Effective expert testimony in biological evidence cases requires the expert to translate technical concepts without distorting them. Judges and juries do not need to understand the chemistry of STR amplification; they need to understand what the LR means, what assumptions underlie it, and what it does not address. Analogies can help, but they can also mislead. Saying 'this is like a fingerprint match' to explain a DNA LR ignores the fact that fingerprint comparison has a different statistical framework (or no formal statistical framework at all, depending on the jurisdiction).

Cross-examination of forensic biology evidence typically targets four areas: the validity of the laboratory method, the handling of the specific sample, the assumptions built into the LR calculation, and the scope of the conclusion the expert is willing to support. A well-prepared expert anticipates all four lines and answers within the honest scope of their findings. Refusing to speculate beyond the data is not a weakness in testimony; it is the expert fulfilling their role correctly.

Overstatement of biological evidence has contributed to wrongful convictions in multiple jurisdictions. Reviews by the US National Commission on Forensic Science, the UK Forensic Science Regulator, and the Australian Institute of Forensic Science have each identified patterns: experts using absolute language ('the DNA proves'), presenting random match probabilities without the denominator hypothesis, failing to disclose that a profile is a partial or mixed result, or asserting conclusions that go beyond what the analysis supports.

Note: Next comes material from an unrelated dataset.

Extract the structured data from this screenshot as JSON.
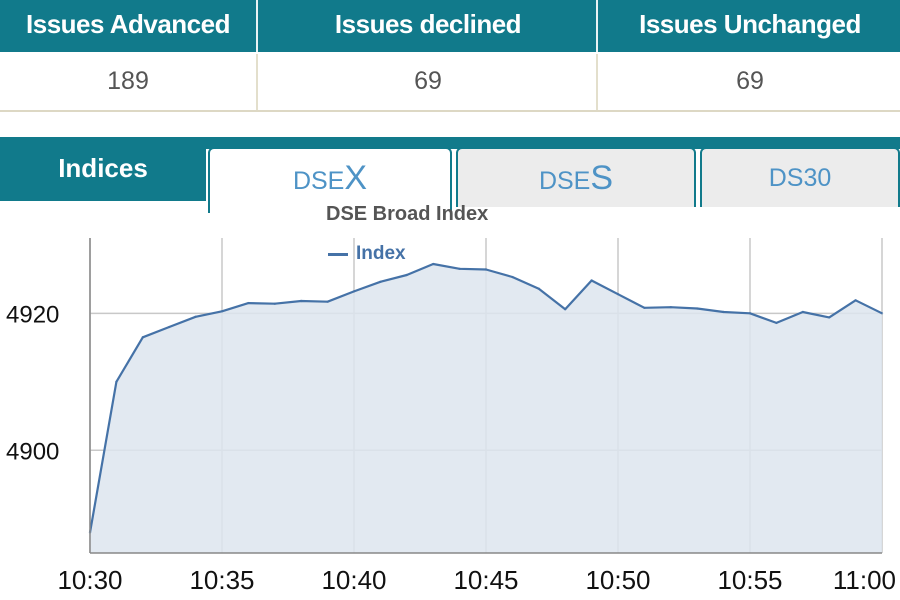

Prevention operates at three levels. At the laboratory level, peer review of reports before they are disclosed, with a specific check for overstatement language, catches many errors before they reach court. At the accreditation level, ISO/IEC 17025 requires documented review procedures, and auditors assess report quality. At the courtroom level, adversarial cross-examination and the availability of defence experts are the primary safeguard; this requires that defence teams have access to the underlying data, the software validation records, and the laboratory's standard operating procedures.

The correction of historical overstatement is an active legal issue. In Australia, the Victorian Institute of Forensic Medicine and the Office of Public Prosecutions have run systematic reviews of closed cases after reporting failures in hair microscopy and other biological evidence disciplines. In the UK, the Criminal Cases Review Commission has referred cases to the Court of Appeal where expert evidence was subsequently found to have exceeded what the science supported. Forensic biologists entering the field today inherit the obligation to maintain standards that prevent future corrections from being necessary.